A Japanese investor wrote a ₹12,700 crore cheque into an Indian telecom venture in 2009, with a negotiated exit: if performance targets were missed, it could leave at no less than half its acquisition price. When the clause was invoked in 2014, the Reserve Bank refused the price; FEMA does not permit a non-resident an assured exit. The money was eventually paid in full, through a London arbitration award enforced in Delhi over RBI's objection. Why does India's exchange-control architecture refuse the promise but allow the damages, and where does downside protection now actually live?
Every foreign investor entering an unfamiliar market wants the same thing: a way out if things go wrong. The standard tools are written into the shareholders' agreement. A put option, which is the right to make the promoter or the company buy your shares back. A buyback obligation. An exit at a guaranteed rate of return. Through the 2000s these clauses were standard in Indian deals, especially in real estate and infrastructure, where foreign money entered assets that could not be sold easily and wanted a promised door out.
India's exchange-control law reads these clauses through one simple principle. Under the Foreign Exchange Management Act, 1999 (FEMA), the pricing rules work in both directions. When shares move from an Indian resident to a foreign investor, the price cannot be below fair value. When the foreign investor sells back to a resident, the price cannot be above fair value. The two rules are the same idea seen from opposite ends: foreign equity must take equity risk. If a foreign investor is promised a fixed exit price regardless of how the company performs, that money enjoys the upside while being protected from the downside, which is how a loan behaves, not equity. And a loan has its own door into India, the external commercial borrowing route, with its own limits and rules; an assured-return equity exit is a loan trying to use the equity door. What the rule protects is the boundary between the two doors.

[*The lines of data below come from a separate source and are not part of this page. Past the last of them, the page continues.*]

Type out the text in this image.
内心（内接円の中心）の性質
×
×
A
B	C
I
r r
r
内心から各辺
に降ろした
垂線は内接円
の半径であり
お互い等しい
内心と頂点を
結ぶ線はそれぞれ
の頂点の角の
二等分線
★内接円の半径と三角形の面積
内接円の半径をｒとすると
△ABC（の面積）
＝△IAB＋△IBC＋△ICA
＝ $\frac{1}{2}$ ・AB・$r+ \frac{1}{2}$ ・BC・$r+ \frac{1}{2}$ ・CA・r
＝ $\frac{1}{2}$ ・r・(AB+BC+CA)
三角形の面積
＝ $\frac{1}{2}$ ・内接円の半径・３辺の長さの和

The law did eventually make room for exit clauses, but only up to that boundary. Options in private share agreements sat in legal doubt until SEBI validated them in October 2013. The Reserve Bank of India (RBI) followed in January 2014: a foreign investor may hold a put option, subject to a minimum holding period of one year, provided the exit happens at the fair value prevailing at the time of exit, with no assured return. The settlement this created is precise, and it is still widely misunderstood. FEMA guarantees the exit; it does not guarantee the price. The put option is legal in India as a right to leave. It is illegal as a right to leave at a number fixed on the day the cheque was written.

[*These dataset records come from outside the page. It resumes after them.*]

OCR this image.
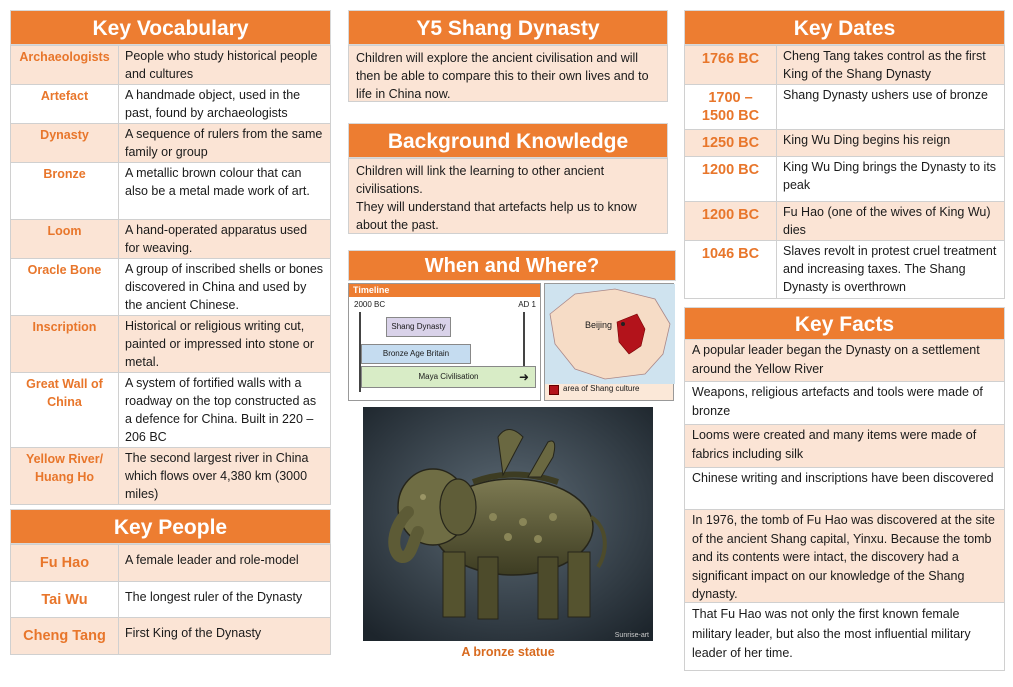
Key Vocabulary
Archaeologists	People who study historical people and cultures
Artefact	A handmade object, used in the past, found by archaeologists
Dynasty	A sequence of rulers from the same family or group
Bronze	A metallic brown colour that can also be a metal made work of art.
Loom	A hand-operated apparatus used for weaving.
Oracle Bone	A group of inscribed shells or bones discovered in China and used by the ancient Chinese.
Inscription	Historical or religious writing cut, painted or impressed into stone or metal.
Great Wall of China	A system of fortified walls with a roadway on the top constructed as a defence for China. Built in 220 – 206 BC
Yellow River/ Huang Ho	The second largest river in China which flows over 4,380 km (3000 miles)
Key People
Fu Hao	A female leader and role-model
Tai Wu	The longest ruler of the Dynasty
Cheng Tang	First King of the Dynasty
Y5 Shang Dynasty
Children will explore the ancient civilisation and will then be able to compare this to their own lives and to life in China now.
Background Knowledge
Children will link the learning to other ancient civilisations.
They will understand that artefacts help us to know about the past.
When and Where?
Timeline
2000 BC	AD 1
Shang Dynasty
Bronze Age Britain
Maya Civilisation	➜
Beijing
area of Shang culture
Sunrise-art
A bronze statue
Key Dates
1766 BC	Cheng Tang takes control as the first King of the Shang Dynasty
1700 – 1500 BC	Shang Dynasty ushers use of bronze
1250 BC	King Wu Ding begins his reign
1200 BC	King Wu Ding brings the Dynasty to its peak
1200 BC	Fu Hao (one of the wives of King Wu) dies
1046 BC	Slaves revolt in protest cruel treatment and increasing taxes. The Shang Dynasty is overthrown
Key Facts
A popular leader began the Dynasty on a settlement around the Yellow River
Weapons, religious artefacts and tools were made of bronze
Looms were created and many items were made of fabrics including silk
Chinese writing and inscriptions have been discovered
In 1976, the tomb of Fu Hao was discovered at the site of the ancient Shang capital, Yinxu. Because the tomb and its contents were intact, the discovery had a significant impact on our knowledge of the Shang dynasty.
That Fu Hao was not only the first known female military leader, but also the most influential military leader of her time.
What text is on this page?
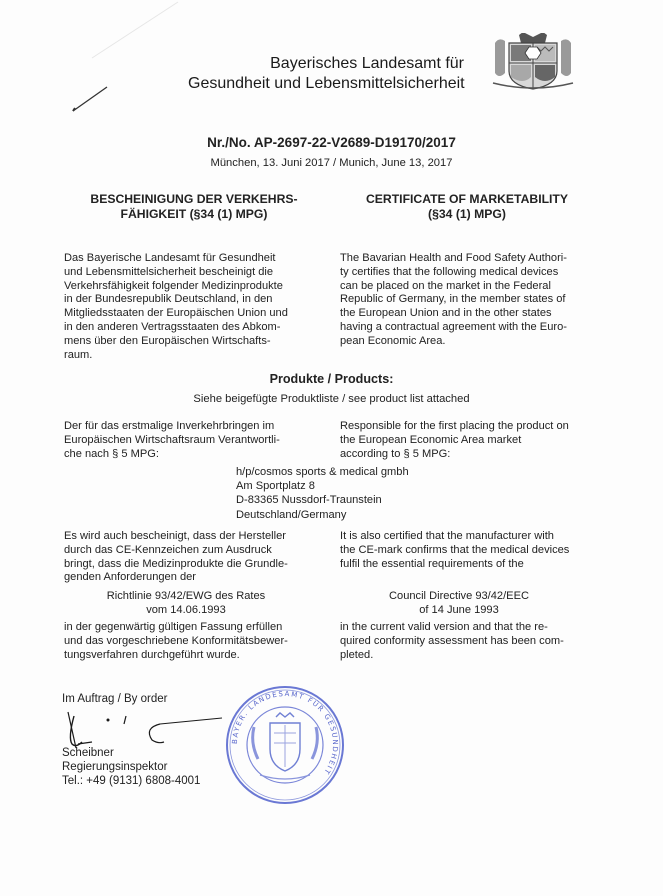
Bayerisches Landesamt für
Gesundheit und Lebensmittelsicherheit
Nr./No. AP-2697-22-V2689-D19170/2017
München, 13. Juni 2017 / Munich, June 13, 2017
BESCHEINIGUNG DER VERKEHRS-
FÄHIGKEIT (§34 (1) MPG)
CERTIFICATE OF MARKETABILITY
(§34 (1) MPG)
Das Bayerische Landesamt für Gesundheit
und Lebensmittelsicherheit bescheinigt die
Verkehrsfähigkeit folgender Medizinprodukte
in der Bundesrepublik Deutschland, in den
Mitgliedsstaaten der Europäischen Union und
in den anderen Vertragsstaaten des Abkom-
mens über den Europäischen Wirtschafts-
raum.
The Bavarian Health and Food Safety Authori-
ty certifies that the following medical devices
can be placed on the market in the Federal
Republic of Germany, in the member states of
the European Union and in the other states
having a contractual agreement with the Euro-
pean Economic Area.
Produkte / Products:
Siehe beigefügte Produktliste / see product list attached
Der für das erstmalige Inverkehrbringen im
Europäischen Wirtschaftsraum Verantwortli-
che nach § 5 MPG:
Responsible for the first placing the product on
the European Economic Area market
according to § 5 MPG:
h/p/cosmos sports & medical gmbh
Am Sportplatz 8
D-83365 Nussdorf-Traunstein
Deutschland/Germany
Es wird auch bescheinigt, dass der Hersteller
durch das CE-Kennzeichen zum Ausdruck
bringt, dass die Medizinprodukte die Grundle-
genden Anforderungen der
It is also certified that the manufacturer with
the CE-mark confirms that the medical devices
fulfil the essential requirements of the
Richtlinie 93/42/EWG des Rates
vom 14.06.1993
Council Directive 93/42/EEC
of 14 June 1993
in der gegenwärtig gültigen Fassung erfüllen
und das vorgeschriebene Konformitätsbewer-
tungsverfahren durchgeführt wurde.
in the current valid version and that the re-
quired conformity assessment has been com-
pleted.
Im Auftrag / By order
Scheibner
Regierungsinspektor
Tel.: +49 (9131) 6808-4001
BAYER. LANDESAMT FÜR GESUNDHEIT
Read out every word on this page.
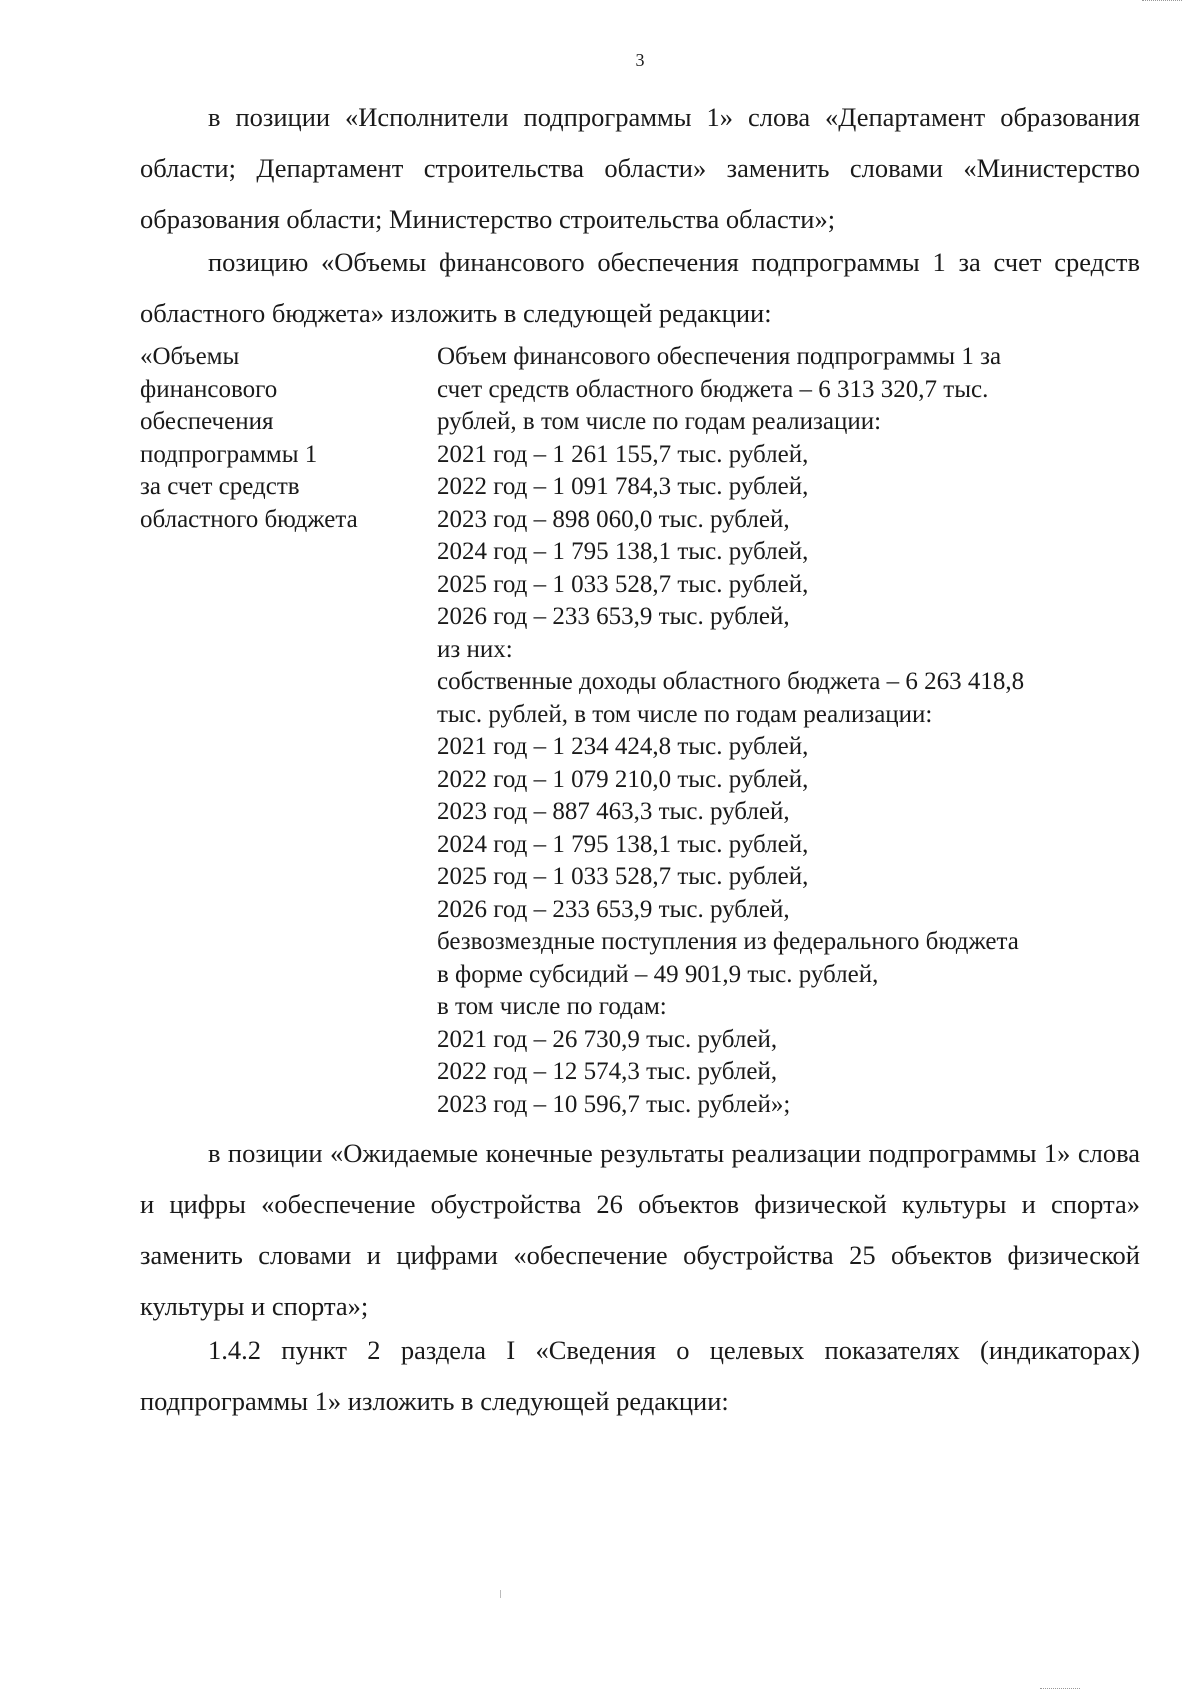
3

в позиции «Исполнители подпрограммы 1» слова «Департамент образования области; Департамент строительства области» заменить словами «Министерство образования области; Министерство строительства области»;

позицию «Объемы финансового обеспечения подпрограммы 1 за счет средств областного бюджета» изложить в следующей редакции:

«Объемы
финансового
обеспечения
подпрограммы 1
за счет средств
областного бюджета
Объем финансового обеспечения подпрограммы 1 за
счет средств областного бюджета – 6 313 320,7 тыс.
рублей, в том числе по годам реализации:
2021 год – 1 261 155,7 тыс. рублей,
2022 год – 1 091 784,3 тыс. рублей,
2023 год – 898 060,0 тыс. рублей,
2024 год – 1 795 138,1 тыс. рублей,
2025 год – 1 033 528,7 тыс. рублей,
2026 год – 233 653,9 тыс. рублей,
из них:
собственные доходы областного бюджета – 6 263 418,8
тыс. рублей, в том числе по годам реализации:
2021 год – 1 234 424,8 тыс. рублей,
2022 год – 1 079 210,0 тыс. рублей,
2023 год – 887 463,3 тыс. рублей,
2024 год – 1 795 138,1 тыс. рублей,
2025 год – 1 033 528,7 тыс. рублей,
2026 год – 233 653,9 тыс. рублей,
безвозмездные поступления из федерального бюджета
в форме субсидий – 49 901,9 тыс. рублей,
в том числе по годам:
2021 год – 26 730,9 тыс. рублей,
2022 год – 12 574,3 тыс. рублей,
2023 год – 10 596,7 тыс. рублей»;

в позиции «Ожидаемые конечные результаты реализации подпрограммы 1» слова и цифры «обеспечение обустройства 26 объектов физической культуры и спорта» заменить словами и цифрами «обеспечение обустройства 25 объектов физической культуры и спорта»;

1.4.2 пункт 2 раздела I «Сведения о целевых показателях (индикаторах) подпрограммы 1» изложить в следующей редакции:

The collision between a real contract and this rule played out in full public view in the Tata and NTT Docomo matter, and it remains the reference case for every term sheet since. In 2009, the Japanese telecom company Docomo invested about ₹12,700 crore for roughly a quarter of Tata Teleservices. The agreement said that if performance targets were missed, Docomo could exit at no less than half its purchase price. The targets were missed. Docomo invoked the clause in 2014, and by then the fair value of the shares had fallen far below the promised floor. The exchange-control system held its line: permission to pay the contracted price was refused, because paying a foreign investor above fair value on exit is exactly what the rule forbids. Docomo took the dispute to arbitration in London, and in June 2016 the tribunal awarded it 1.17 billion US dollars. Not as the price of the shares. As damages, for Tata's failure to keep its promise.

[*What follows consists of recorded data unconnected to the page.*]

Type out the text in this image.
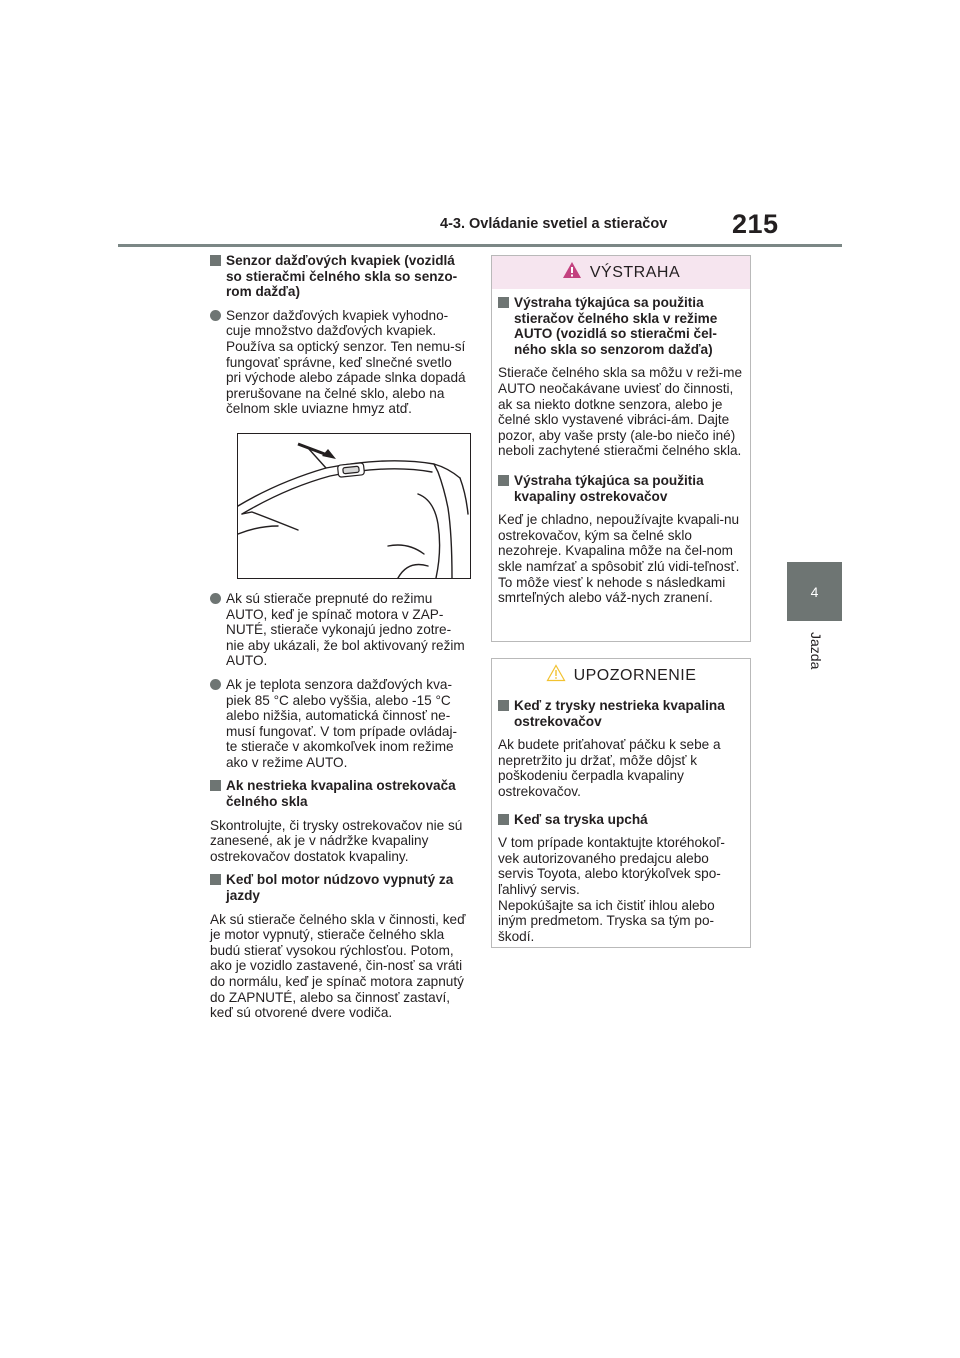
4-3. Ovládanie svetiel a stieračov 215
4
Jazda
Senzor dažďových kvapiek (vozidlá so stieračmi čelného skla so senzo-rom dažďa)
Senzor dažďových kvapiek vyhodno-cuje množstvo dažďových kvapiek. Používa sa optický senzor. Ten nemu-sí fungovať správne, keď slnečné svetlo pri východe alebo západe slnka dopadá prerušovane na čelné sklo, alebo na čelnom skle uviazne hmyz atď.
Ak sú stierače prepnuté do režimu AUTO, keď je spínač motora v ZAP-NUTÉ, stierače vykonajú jedno zotre-nie aby ukázali, že bol aktivovaný režim AUTO.
Ak je teplota senzora dažďových kva-piek 85 °C alebo vyššia, alebo -15 °C alebo nižšia, automatická činnosť ne-musí fungovať. V tom prípade ovládaj-te stierače v akomkoľvek inom režime ako v režime AUTO.
Ak nestrieka kvapalina ostrekovača čelného skla

Skontrolujte, či trysky ostrekovačov nie sú zanesené, ak je v nádržke kvapaliny ostrekovačov dostatok kvapaliny.

Keď bol motor núdzovo vypnutý za jazdy

Ak sú stierače čelného skla v činnosti, keď je motor vypnutý, stierače čelného skla budú stierať vysokou rýchlosťou. Potom, ako je vozidlo zastavené, čin-nosť sa vráti do normálu, keď je spínač motora zapnutý do ZAPNUTÉ, alebo sa činnosť zastaví, keď sú otvorené dvere vodiča.

VÝSTRAHA
Výstraha týkajúca sa použitia stieračov čelného skla v režime AUTO (vozidlá so stieračmi čel-ného skla so senzorom dažďa)

Stierače čelného skla sa môžu v reži-me AUTO neočakávane uviesť do činnosti, ak sa niekto dotkne senzora, alebo je čelné sklo vystavené vibráci-ám. Dajte pozor, aby vaše prsty (ale-bo niečo iné) neboli zachytené stieračmi čelného skla.

Výstraha týkajúca sa použitia kvapaliny ostrekovačov

Keď je chladno, nepoužívajte kvapali-nu ostrekovačov, kým sa čelné sklo nezohreje. Kvapalina môže na čel-nom skle namŕzať a spôsobiť zlú vidi-teľnosť. To môže viesť k nehode s následkami smrteľných alebo váž-nych zranení.

UPOZORNENIE
Keď z trysky nestrieka kvapalina ostrekovačov

Ak budete priťahovať páčku k sebe a nepretržito ju držať, môže dôjsť k poškodeniu čerpadla kvapaliny ostrekovačov.

Keď sa tryska upchá

V tom prípade kontaktujte ktoréhokoľ-vek autorizovaného predajcu alebo servis Toyota, alebo ktorýkoľvek spo-ľahlivý servis.

Nepokúšajte sa ich čistiť ihlou alebo iným predmetom. Tryska sa tým po-škodí.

The next step is the one that matters most. Docomo brought the award to the Delhi High Court for enforcement. RBI itself applied to the court, objecting that paying the award would achieve precisely the assured exit FEMA prohibits. The court heard the objection and rejected it in April 2017. Damages for breaking a contract, the court held, are not a share price, and paying them needs no exchange-control permission. The money moved. The same month, in the Cruz City and Unitech matter, the same court went further: even where a clause may breach FEMA, that breach alone does not make a foreign arbitration award unenforceable in India, because FEMA violations are civil matters that can be settled through compounding. Between the two judgments, the route was paved. The promise that is refused at the exchange-control counter is paid at the enforcement counter, as damages, and both outcomes are the system working as designed.
This is not one arm of the state defeating another. Each arm protected its own mandate. RBI protects the grammar of the capital account: equity is equity, and no transaction crossing a bank's desk may breach the pricing rule. The courts protect something different: India's reliability as a country where foreign arbitration awards are honoured, which is itself an asset India holds before global capital. The cost of the route is paid by the parties. Docomo invoked its clause in 2014 and was paid in 2017, and that was the fast version, run between two of the most creditworthy counterparties in the world.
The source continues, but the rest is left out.